Glavkosmos will train Indian astronauts with the assistance of the UA Gagarin Research & Test Cosmonaut Training Centre and the Institute of Biomedical Problems of the Russian Academy of Sciences.
ISRO has worked with Russia in the past well – an association that K. Sivan, the chairman of ISRO, has said made it easier to decide. Rakesh Sharma, the first Indian to travel to space, had done so onboard the Russian Soyuz T-11 mission. Sharma is now part of the National Advisory Council that advises ISRO on Gaganyaan. He expressed his support for the decision to work with Russia to the Times of India.
??#ISROMissions ??#Gaganyaan#HSP
First meeting of Gaganyaan National Advisory Council held today (June 8, 2019) at ISRO Headquarters, Bengaluru. pic.twitter.com/X8dPXvvcke— ISRO (@isro) June 8, 2019
India’s Institute of Aerospace Medicine (then known as the Institute of Aviation Medicine) has also been providing medical support to the Indo-Soviet Manned Space Flight programme since 1982. Then of course there is the cryogenic engines saga.
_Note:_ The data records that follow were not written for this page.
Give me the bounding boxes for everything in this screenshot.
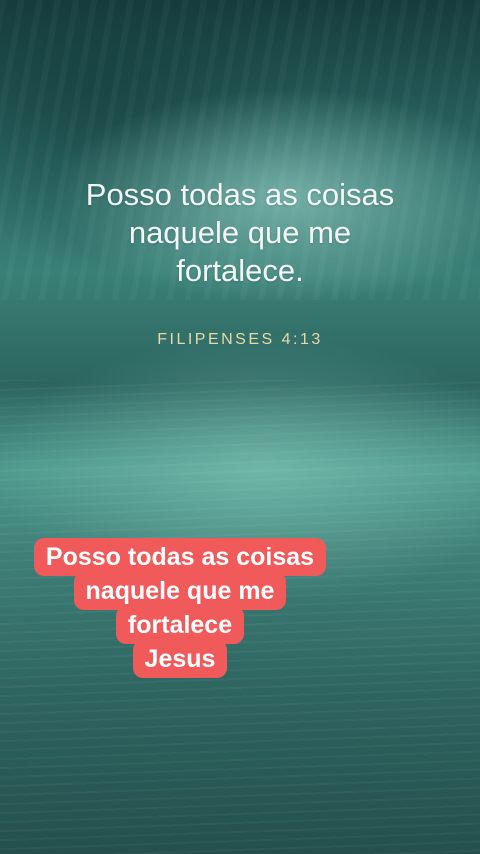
- caption-line: naquele que me: [73, 572, 287, 610]
- verse-line: fortalece.: [176, 253, 304, 288]
- caption-line: Posso todas as coisas: [33, 538, 327, 576]
- story-background: Posso todas as coisas naquele que me for…: [0, 0, 480, 854]
- caption-sticker[interactable]: Posso todas as coisas naquele que me for…: [0, 538, 360, 678]
- verse-reference: FILIPENSES 4:13: [157, 331, 323, 348]
- caption-line: fortalece: [115, 606, 245, 644]
- verse-line: Posso todas as coisas: [85, 177, 395, 212]
- caption-line: Jesus: [132, 640, 228, 678]
- verse-text: Posso todas as coisas naquele que me for…: [0, 176, 480, 290]
- verse-line: naquele que me: [128, 215, 352, 250]
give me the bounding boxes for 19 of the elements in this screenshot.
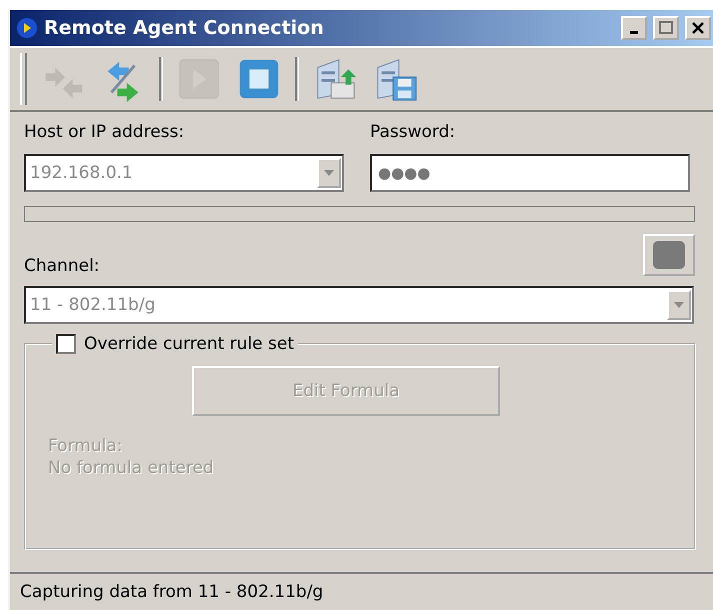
close-button[interactable] — [685, 16, 711, 40]
checkbox-label[interactable]: Override current rule set — [84, 334, 294, 354]
toolbar-grip[interactable] — [20, 53, 27, 105]
stop-button[interactable] — [643, 234, 695, 276]
checkbox[interactable] — [56, 334, 76, 354]
status-text: Capturing data from 11 - 802.11b/g — [20, 582, 324, 602]
square-icon — [652, 240, 686, 270]
caret-icon — [323, 169, 335, 177]
field-label: Host or IP address: — [24, 122, 186, 142]
app-logo-icon — [16, 17, 38, 39]
close-icon — [690, 20, 706, 36]
minimize-icon — [630, 31, 638, 34]
minimize-button[interactable] — [621, 16, 647, 40]
maximize-icon — [658, 20, 674, 36]
window-title: Remote Agent Connection — [44, 17, 325, 39]
password-field[interactable]: ●●●● — [370, 154, 690, 192]
field-label: Channel: — [24, 256, 100, 276]
caret-icon — [673, 301, 685, 309]
field-label: Password: — [370, 122, 456, 142]
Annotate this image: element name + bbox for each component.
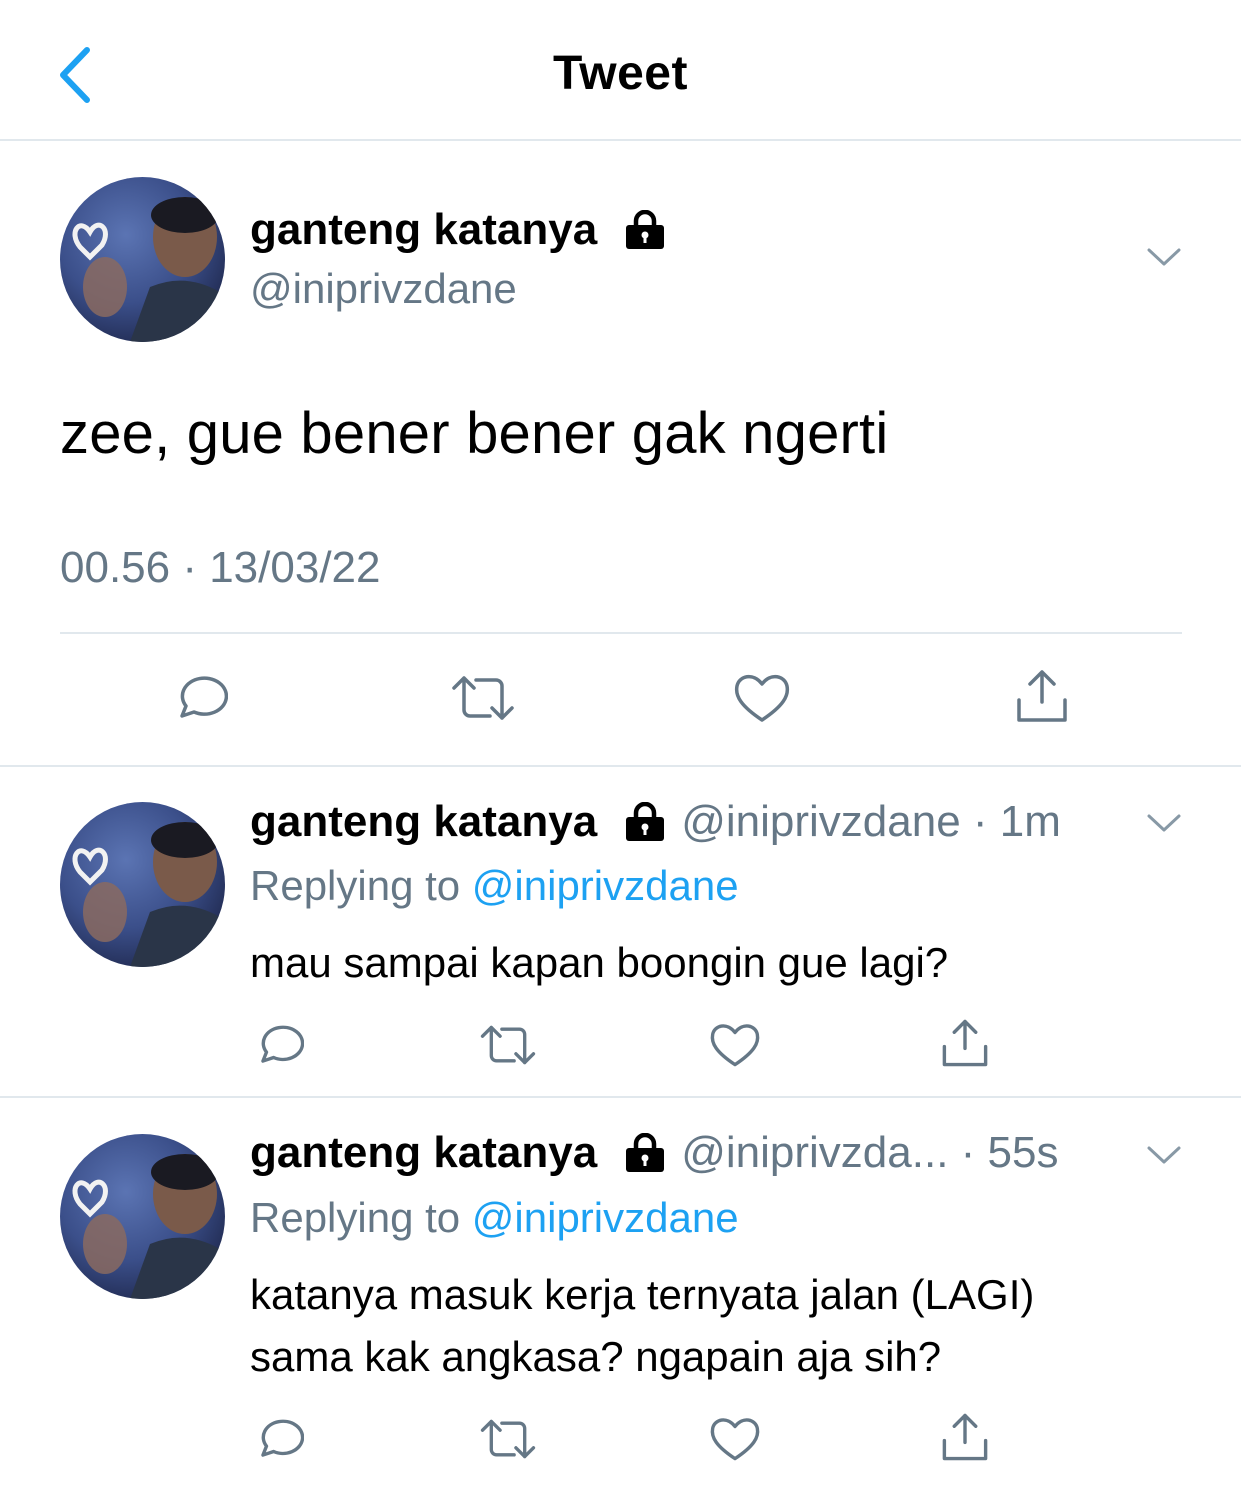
reply-text-line: sama kak angkasa? ngapain aja sih? <box>250 1333 942 1380</box>
divider <box>0 1096 1241 1098</box>
retweet-icon <box>452 676 514 720</box>
reply-author-row: ganteng katanya @iniprivzdane · 1m <box>250 797 1061 847</box>
replying-to: Replying to @iniprivzdane <box>250 862 739 910</box>
top-bar: Tweet <box>0 0 1241 141</box>
share-icon <box>942 1413 988 1461</box>
retweet-button[interactable] <box>478 1018 538 1072</box>
author-name[interactable]: ganteng katanya <box>250 1128 597 1178</box>
share-icon <box>942 1019 988 1067</box>
author-name[interactable]: ganteng katanya <box>250 797 597 847</box>
chevron-down-icon <box>1147 248 1181 266</box>
tweet-text: zee, gue bener bener gak ngerti <box>60 401 889 466</box>
mention-link[interactable]: @iniprivzdane <box>472 1194 739 1241</box>
author-handle[interactable]: @iniprivzdane <box>681 797 960 847</box>
like-button[interactable] <box>708 1412 762 1466</box>
retweet-button[interactable] <box>448 668 518 728</box>
reply-text-line: mau sampai kapan boongin gue lagi? <box>250 939 949 986</box>
avatar[interactable] <box>60 177 225 342</box>
like-icon <box>734 674 790 722</box>
retweet-icon <box>480 1419 536 1459</box>
lock-icon <box>623 1133 667 1173</box>
reply-icon <box>261 1419 304 1457</box>
author-handle[interactable]: @iniprivzda... <box>681 1128 948 1178</box>
separator: · <box>948 1128 988 1177</box>
replying-to: Replying to @iniprivzdane <box>250 1194 739 1242</box>
replying-to-prefix: Replying to <box>250 862 472 909</box>
lock-icon <box>623 802 667 842</box>
share-button[interactable] <box>938 1408 992 1466</box>
replying-to-prefix: Replying to <box>250 1194 472 1241</box>
reply-text: mau sampai kapan boongin gue lagi? <box>250 932 948 994</box>
share-button[interactable] <box>938 1014 992 1072</box>
reply-icon <box>180 676 228 718</box>
share-icon <box>1017 670 1067 722</box>
tweet-options-button[interactable] <box>1146 246 1182 273</box>
reply-icon <box>261 1025 304 1063</box>
like-button[interactable] <box>708 1018 762 1072</box>
like-icon <box>710 1418 760 1461</box>
reply-text: katanya masuk kerja ternyata jalan (LAGI… <box>250 1264 1034 1388</box>
author-handle[interactable]: @iniprivzdane <box>250 265 517 313</box>
author-row: ganteng katanya <box>250 205 667 255</box>
tweet-options-button[interactable] <box>1146 812 1182 839</box>
tweet-options-button[interactable] <box>1146 1144 1182 1171</box>
chevron-down-icon <box>1147 1146 1181 1164</box>
separator: · <box>960 797 1000 846</box>
author-name[interactable]: ganteng katanya <box>250 205 597 255</box>
avatar[interactable] <box>60 1134 225 1299</box>
divider <box>60 632 1182 634</box>
reply-button[interactable] <box>170 668 230 728</box>
avatar[interactable] <box>60 802 225 967</box>
like-button[interactable] <box>732 668 792 728</box>
reply-text-line: katanya masuk kerja ternyata jalan (LAGI… <box>250 1271 1035 1318</box>
tweet-timestamp[interactable]: 00.56 · 13/03/22 <box>60 543 380 593</box>
chevron-down-icon <box>1147 814 1181 832</box>
divider <box>0 765 1241 767</box>
retweet-icon <box>480 1025 536 1065</box>
retweet-button[interactable] <box>478 1412 538 1466</box>
page-title: Tweet <box>553 47 688 100</box>
relative-time[interactable]: 55s <box>988 1128 1059 1178</box>
reply-button[interactable] <box>252 1412 306 1466</box>
relative-time[interactable]: 1m <box>1000 797 1061 847</box>
reply-author-row: ganteng katanya @iniprivzda... · 55s <box>250 1128 1058 1178</box>
share-button[interactable] <box>1012 664 1072 728</box>
mention-link[interactable]: @iniprivzdane <box>472 862 739 909</box>
lock-icon <box>623 210 667 250</box>
reply-button[interactable] <box>252 1018 306 1072</box>
like-icon <box>710 1024 760 1067</box>
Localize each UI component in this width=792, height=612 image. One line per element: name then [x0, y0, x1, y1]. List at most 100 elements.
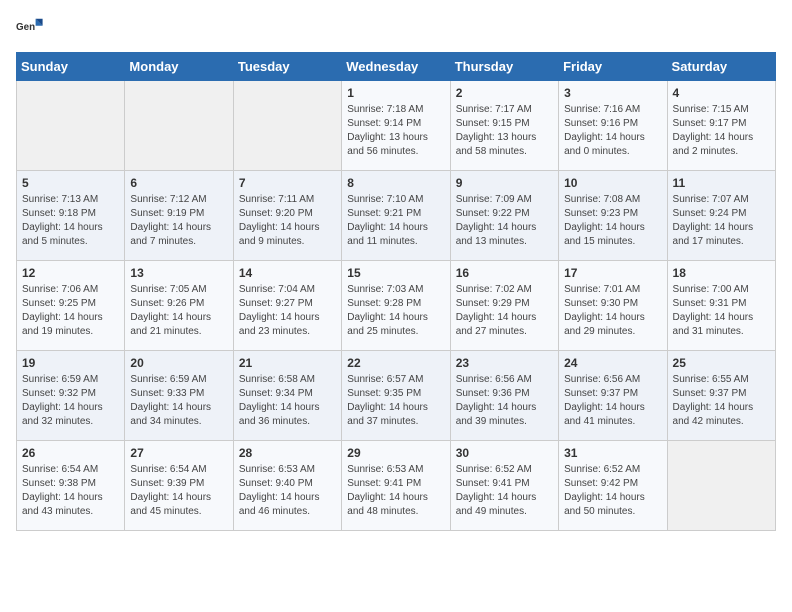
- calendar-week-row: 19 Sunrise: 6:59 AMSunset: 9:32 PMDayligh…: [17, 351, 776, 441]
- calendar-cell: 14 Sunrise: 7:04 AMSunset: 9:27 PMDayligh…: [233, 261, 341, 351]
- day-number: 17: [564, 266, 661, 280]
- calendar-cell: 5 Sunrise: 7:13 AMSunset: 9:18 PMDaylight…: [17, 171, 125, 261]
- header-area: Gen: [16, 16, 776, 44]
- calendar-cell: [233, 81, 341, 171]
- day-number: 14: [239, 266, 336, 280]
- day-number: 27: [130, 446, 227, 460]
- calendar-week-row: 5 Sunrise: 7:13 AMSunset: 9:18 PMDaylight…: [17, 171, 776, 261]
- weekday-header: Tuesday: [233, 53, 341, 81]
- weekday-header: Saturday: [667, 53, 775, 81]
- calendar-cell: 12Sunrise: 7:06 AMSunset: 9:25 PMDayligh…: [17, 261, 125, 351]
- day-info: Sunrise: 7:09 AMSunset: 9:22 PMDaylight:…: [456, 193, 553, 249]
- weekday-header: Sunday: [17, 53, 125, 81]
- calendar-cell: 26 Sunrise: 6:54 AMSunset: 9:38 PMDayligh…: [17, 441, 125, 531]
- day-number: 1: [347, 86, 444, 100]
- day-number: 10: [564, 176, 661, 190]
- day-number: 15: [347, 266, 444, 280]
- day-info: Sunrise: 7:12 AMSunset: 9:19 PMDaylight:…: [130, 193, 227, 249]
- calendar-table: SundayMondayTuesdayWednesdayThursdayFrid…: [16, 52, 776, 531]
- day-info: Sunrise: 7:16 AMSunset: 9:16 PMDaylight:…: [564, 103, 661, 159]
- calendar-cell: 20 Sunrise: 6:59 AMSunset: 9:33 PMDayligh…: [125, 351, 233, 441]
- calendar-cell: 3 Sunrise: 7:16 AMSunset: 9:16 PMDaylight…: [559, 81, 667, 171]
- calendar-cell: 24Sunrise: 6:56 AMSunset: 9:37 PMDayligh…: [559, 351, 667, 441]
- day-number: 22: [347, 356, 444, 370]
- day-info: Sunrise: 7:11 AMSunset: 9:20 PMDaylight:…: [239, 193, 336, 249]
- weekday-header: Thursday: [450, 53, 558, 81]
- day-number: 7: [239, 176, 336, 190]
- day-info: Sunrise: 7:02 AMSunset: 9:29 PMDaylight:…: [456, 283, 553, 339]
- weekday-header: Friday: [559, 53, 667, 81]
- day-info: Sunrise: 7:01 AMSunset: 9:30 PMDaylight:…: [564, 283, 661, 339]
- day-info: Sunrise: 6:54 AMSunset: 9:38 PMDaylight:…: [22, 463, 119, 519]
- calendar-cell: 21 Sunrise: 6:58 AMSunset: 9:34 PMDayligh…: [233, 351, 341, 441]
- calendar-cell: [17, 81, 125, 171]
- day-number: 4: [673, 86, 770, 100]
- calendar-cell: 29 Sunrise: 6:53 AMSunset: 9:41 PMDayligh…: [342, 441, 450, 531]
- day-number: 28: [239, 446, 336, 460]
- logo-icon: Gen: [16, 16, 44, 44]
- svg-text:Gen: Gen: [16, 22, 35, 33]
- day-number: 21: [239, 356, 336, 370]
- calendar-cell: 13Sunrise: 7:05 AMSunset: 9:26 PMDayligh…: [125, 261, 233, 351]
- day-info: Sunrise: 7:00 AMSunset: 9:31 PMDaylight:…: [673, 283, 770, 339]
- day-number: 26: [22, 446, 119, 460]
- day-info: Sunrise: 6:59 AMSunset: 9:32 PMDaylight:…: [22, 373, 119, 429]
- calendar-cell: 28 Sunrise: 6:53 AMSunset: 9:40 PMDayligh…: [233, 441, 341, 531]
- day-number: 30: [456, 446, 553, 460]
- day-number: 5: [22, 176, 119, 190]
- day-info: Sunrise: 7:18 AMSunset: 9:14 PMDaylight:…: [347, 103, 444, 159]
- calendar-cell: [667, 441, 775, 531]
- day-info: Sunrise: 6:58 AMSunset: 9:34 PMDaylight:…: [239, 373, 336, 429]
- day-info: Sunrise: 7:17 AMSunset: 9:15 PMDaylight:…: [456, 103, 553, 159]
- calendar-week-row: 12Sunrise: 7:06 AMSunset: 9:25 PMDayligh…: [17, 261, 776, 351]
- calendar-week-row: 26 Sunrise: 6:54 AMSunset: 9:38 PMDayligh…: [17, 441, 776, 531]
- calendar-cell: 1 Sunrise: 7:18 AMSunset: 9:14 PMDaylight…: [342, 81, 450, 171]
- weekday-header: Monday: [125, 53, 233, 81]
- calendar-cell: 17 Sunrise: 7:01 AMSunset: 9:30 PMDayligh…: [559, 261, 667, 351]
- calendar-cell: 6Sunrise: 7:12 AMSunset: 9:19 PMDaylight…: [125, 171, 233, 261]
- day-info: Sunrise: 6:53 AMSunset: 9:40 PMDaylight:…: [239, 463, 336, 519]
- day-number: 2: [456, 86, 553, 100]
- calendar-week-row: 1 Sunrise: 7:18 AMSunset: 9:14 PMDaylight…: [17, 81, 776, 171]
- calendar-cell: 31 Sunrise: 6:52 AMSunset: 9:42 PMDayligh…: [559, 441, 667, 531]
- day-info: Sunrise: 6:52 AMSunset: 9:41 PMDaylight:…: [456, 463, 553, 519]
- day-info: Sunrise: 7:15 AMSunset: 9:17 PMDaylight:…: [673, 103, 770, 159]
- day-number: 13: [130, 266, 227, 280]
- day-info: Sunrise: 7:07 AMSunset: 9:24 PMDaylight:…: [673, 193, 770, 249]
- day-info: Sunrise: 6:52 AMSunset: 9:42 PMDaylight:…: [564, 463, 661, 519]
- day-info: Sunrise: 6:54 AMSunset: 9:39 PMDaylight:…: [130, 463, 227, 519]
- day-number: 25: [673, 356, 770, 370]
- calendar-cell: 18Sunrise: 7:00 AMSunset: 9:31 PMDayligh…: [667, 261, 775, 351]
- day-info: Sunrise: 6:57 AMSunset: 9:35 PMDaylight:…: [347, 373, 444, 429]
- day-number: 20: [130, 356, 227, 370]
- day-info: Sunrise: 7:04 AMSunset: 9:27 PMDaylight:…: [239, 283, 336, 339]
- day-info: Sunrise: 7:08 AMSunset: 9:23 PMDaylight:…: [564, 193, 661, 249]
- calendar-cell: 30 Sunrise: 6:52 AMSunset: 9:41 PMDayligh…: [450, 441, 558, 531]
- day-info: Sunrise: 7:06 AMSunset: 9:25 PMDaylight:…: [22, 283, 119, 339]
- day-number: 16: [456, 266, 553, 280]
- calendar-header-row: SundayMondayTuesdayWednesdayThursdayFrid…: [17, 53, 776, 81]
- logo: Gen: [16, 16, 48, 44]
- day-number: 31: [564, 446, 661, 460]
- calendar-cell: 19 Sunrise: 6:59 AMSunset: 9:32 PMDayligh…: [17, 351, 125, 441]
- day-number: 24: [564, 356, 661, 370]
- calendar-cell: 10 Sunrise: 7:08 AMSunset: 9:23 PMDayligh…: [559, 171, 667, 261]
- day-number: 23: [456, 356, 553, 370]
- day-number: 29: [347, 446, 444, 460]
- calendar-cell: 27 Sunrise: 6:54 AMSunset: 9:39 PMDayligh…: [125, 441, 233, 531]
- day-number: 11: [673, 176, 770, 190]
- day-info: Sunrise: 6:53 AMSunset: 9:41 PMDaylight:…: [347, 463, 444, 519]
- calendar-cell: 8Sunrise: 7:10 AMSunset: 9:21 PMDaylight…: [342, 171, 450, 261]
- day-info: Sunrise: 7:13 AMSunset: 9:18 PMDaylight:…: [22, 193, 119, 249]
- day-number: 3: [564, 86, 661, 100]
- calendar-cell: 23 Sunrise: 6:56 AMSunset: 9:36 PMDayligh…: [450, 351, 558, 441]
- calendar-cell: 16 Sunrise: 7:02 AMSunset: 9:29 PMDayligh…: [450, 261, 558, 351]
- day-info: Sunrise: 7:10 AMSunset: 9:21 PMDaylight:…: [347, 193, 444, 249]
- day-info: Sunrise: 6:56 AMSunset: 9:36 PMDaylight:…: [456, 373, 553, 429]
- day-number: 19: [22, 356, 119, 370]
- day-info: Sunrise: 6:59 AMSunset: 9:33 PMDaylight:…: [130, 373, 227, 429]
- calendar-cell: 7 Sunrise: 7:11 AMSunset: 9:20 PMDaylight…: [233, 171, 341, 261]
- calendar-cell: 15Sunrise: 7:03 AMSunset: 9:28 PMDayligh…: [342, 261, 450, 351]
- calendar-cell: 25Sunrise: 6:55 AMSunset: 9:37 PMDayligh…: [667, 351, 775, 441]
- weekday-header: Wednesday: [342, 53, 450, 81]
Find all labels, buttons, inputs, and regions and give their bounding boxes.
More recently, Russia had originally teamed up with ISRO to provide the lunar lander for the latter’s Chandrayaan 2 mission before pulling out in 2013.
In September 2018, ISRO inked an agreement with France to form an Indo-French working group for Gaganyaan. Jean Yves Le Gall, president of the Centro Nacional de Estudios Espaciales, the French space agency, and Sivan had signed a contract for France to share its experience in transporting space crew, space medicine and navigation, BusinessLine had reported.
According to a report published at the time, Gall said that France was keen to partner with ISRO on training astronauts as well.
Gaganyaan is expected to cost India Rs 10,000 crore and is the largest programme undertaken by its national spaceflight programme till date. If it succeeds, it will make India the fourth country to send a human to space. The deadline is 2022.